Stranger Things: Season 1 Review

series creator: The Duffer Brothers

show runner: The Duffer Brothers

starring: Winona Ryder, David Harbour, Finn Wolfhard and Millie Bobby Brown

genre: Adventure | Sci-Fi

premiered on Netflix: July 15, 2016

This show is built massively around 1980's movie nostalgia right to its very core. In addition, it had enough luck and determination that's it's kid actors didn't suck and also despite its story and setting being a variation of so many 80's genres bundled together. It managed to be an engaging entertainment package that has developed a cult following and possibly future awards glory that it does objectively deserve.


In the 1984 town of Hawkins, life was going as normal with friends playing Dungeons and Dragons, teenagers being infatuated by romance and adults oblivious to the world around them.

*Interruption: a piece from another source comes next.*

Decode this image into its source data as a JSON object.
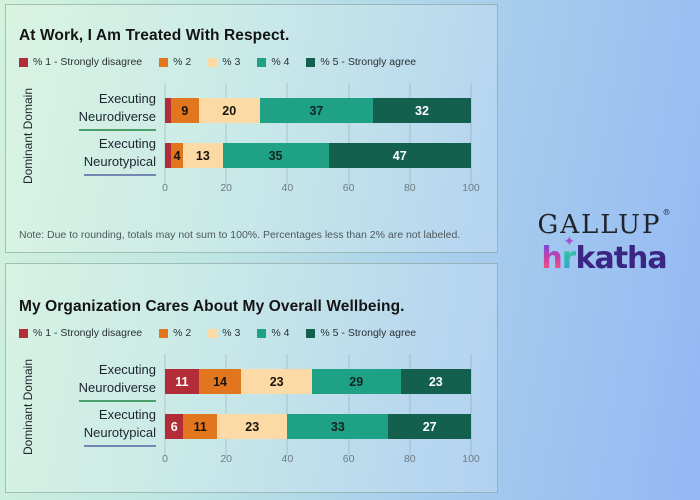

When one of the kids of this small community goes missing and another one pops up out of nowhere with special powers. It will mobilize certain groups of the population to finally take charge and find out the true reason behind the young boy's disappearance and the government's interest in all of this.


A show's success lies not only if it can be groundbreaking but also in its innate ability to keep you engaged throughout an entire season with likable characters that are on worthwhile or even frightening adventures. And while this may be a throwback to 80's pop culture from Stephen King novels to Spielberg films and using various elements that suits them. From a synth soundtrack to a small town community similar to 'Twin Peaks' (which makes sense as they wrote 'Wayward Pines' episodes) or even 'Halloween'. It is a show worth watching all nostalgia talk aside. As people are after the viewing of the show still talking about it regardless of the endless pop culture references, smart easter egg memorabilia and subliminal referencing. Something that proves you can follow a trend without being annoying about it. 

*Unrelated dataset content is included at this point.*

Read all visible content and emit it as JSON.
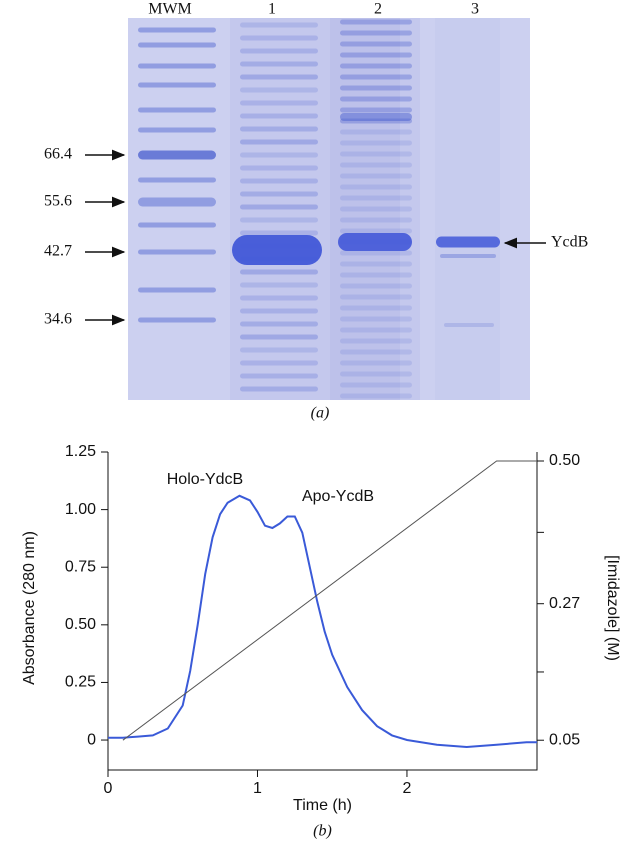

In general, this is how films of the 80's survived and thrived on with small knit groups banding together to fight evil and explore the world around them. Think of 'Goonies' or 'E.T.' and you will surely know where this show takes its cues from. Similarly, the film 'Super 8' tried to do the same but in the end was too much of a homage and downer to get people on board. 'Stranger Things' trick is that it's fun, romantic and very funny at times. It has good mix of flashbacks to get a deeper understanding of the characters, enough time for all of them to have an arc of sorts and most importantly the kids act like kids and the adults act like adults. With their priorities being in order and jumping in the face of danger for different reasons based on their age and character.

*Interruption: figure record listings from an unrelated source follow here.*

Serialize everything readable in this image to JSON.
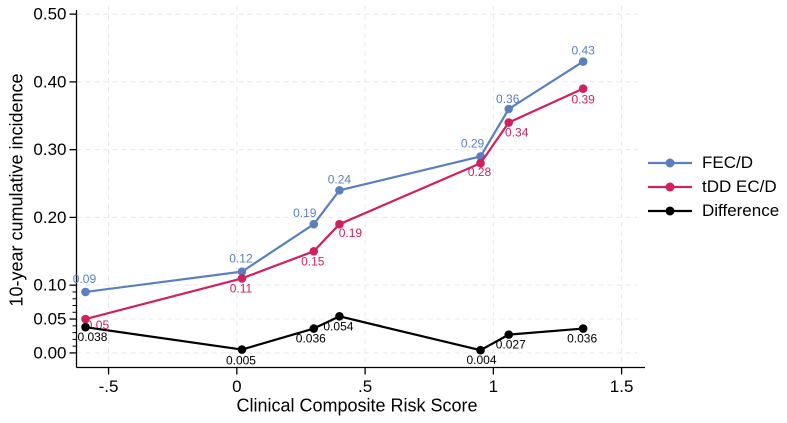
{
  "chart_data": {
    "type": "line",
    "title": "",
    "xlabel": "Clinical Composite Risk Score",
    "ylabel": "10-year cumulative incidence",
    "x": [
      -0.59,
      0.02,
      0.3,
      0.4,
      0.95,
      1.06,
      1.35
    ],
    "series": [
      {
        "name": "FEC/D",
        "color": "#5b7fbe",
        "values": [
          0.09,
          0.12,
          0.19,
          0.24,
          0.29,
          0.36,
          0.43
        ],
        "point_labels": [
          "0.09",
          "0.12",
          "0.19",
          "0.24",
          "0.29",
          "0.36",
          "0.43"
        ],
        "label_offsets": [
          [
            -1,
            -13
          ],
          [
            -1,
            -13
          ],
          [
            -9,
            -11
          ],
          [
            0,
            -11
          ],
          [
            -8,
            -13
          ],
          [
            -1,
            -10
          ],
          [
            0,
            -11
          ]
        ]
      },
      {
        "name": "tDD EC/D",
        "color": "#d0205f",
        "values": [
          0.05,
          0.11,
          0.15,
          0.19,
          0.28,
          0.34,
          0.39
        ],
        "point_labels": [
          "0.05",
          "0.11",
          "0.15",
          "0.19",
          "0.28",
          "0.34",
          "0.39"
        ],
        "label_offsets": [
          [
            12,
            6
          ],
          [
            -1,
            10
          ],
          [
            -1,
            10
          ],
          [
            11,
            9
          ],
          [
            -1,
            9
          ],
          [
            8,
            10
          ],
          [
            0,
            11
          ]
        ]
      },
      {
        "name": "Difference",
        "color": "#000000",
        "values": [
          0.038,
          0.005,
          0.036,
          0.054,
          0.004,
          0.027,
          0.036
        ],
        "point_labels": [
          "0.038",
          "0.005",
          "0.036",
          "0.054",
          "0.004",
          "0.027",
          "0.036"
        ],
        "label_offsets": [
          [
            7,
            10
          ],
          [
            -1,
            11
          ],
          [
            -3,
            10
          ],
          [
            -1,
            10
          ],
          [
            1,
            10
          ],
          [
            2,
            10
          ],
          [
            -1,
            10
          ]
        ]
      }
    ],
    "x_ticks": {
      "values": [
        -0.5,
        0,
        0.5,
        1,
        1.5
      ],
      "labels": [
        "-.5",
        "0",
        ".5",
        "1",
        "1.5"
      ]
    },
    "y_ticks": {
      "values": [
        0,
        0.05,
        0.1,
        0.2,
        0.3,
        0.4,
        0.5
      ],
      "labels": [
        "0.00",
        "0.05",
        "0.10",
        "0.20",
        "0.30",
        "0.40",
        "0.50"
      ]
    },
    "y_minor_ticks": [
      0.01,
      0.02,
      0.03,
      0.04,
      0.06,
      0.07,
      0.08,
      0.09
    ],
    "xlim": [
      -0.625,
      1.56
    ],
    "ylim": [
      -0.0215,
      0.512
    ],
    "grid": {
      "show": true,
      "color": "#e8e8e8",
      "dash": "5,4"
    },
    "legend": {
      "position": "right",
      "entries": [
        "FEC/D",
        "tDD EC/D",
        "Difference"
      ]
    },
    "axis_color": "#000000",
    "background": "#ffffff"
  }
}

Furthermore, the cast and the simplicity of their stories is what makes this show incredibly enjoyable. Not so much the alien inter-dimensional stuff and many of the other sci-fi elements. It's about Eleven and her bond with the kids group, every main character's determination to find Will and for each them to become the person they aspire to be or run away from. Such as the jock running away from being the stereotype and falling in love with the geek, or the geek succumbing to the stereotype and falling for the jock and the band of kids who are total science nerds but the real thrill seekers and heroes of the story. 

Nevertheless, my joy for the unexpected level of great acting from the children, the very well written small town quaint characters and consistent intrigue of the fate of certain characters and bond between them. The show is still a run of the mill sci-fi monster show, with no real mythology to it, no over arching conspiracy and deeper meanings either. Now, this could also be considered to be to the show's advantage that it isn't so complex. As it really is a great go to casual show to suggest to anyone to watch. However, one thing that should have been fixed was the visual effects of the film as they aren't particularly impressive. The practical effects may be passable and even when Eleven uses her powers you kind of buy it. But when the monster comes on screen you can see they needed another million here and there to spruce it up. While also the 'Under the Skin' rip off/homage from Eleven's under the water sensory deprivation was something awkward to experience.

Now this shouldn't take away from the experience that anyone might have with the show, its just difficult for myself to hear individuals rave about the great entertainment that this is or how this was what was missing from television when they have never seen 'Twin Peaks' or even the 'Twilight Zone'. While also forgetting that some will see it just as great causal entertainment and not another TV milestone that we all try to make out these shows to be.


This show could have been destined to fail on any other network but a little creative freedom while also a great array of talent and judgment for the product on screen played a role from having this show be yet another gimmick. As its trip down nostalgia lane is a sensationally worthwhile experience without boring moments, complicated deeper meanings or facetious story-lines.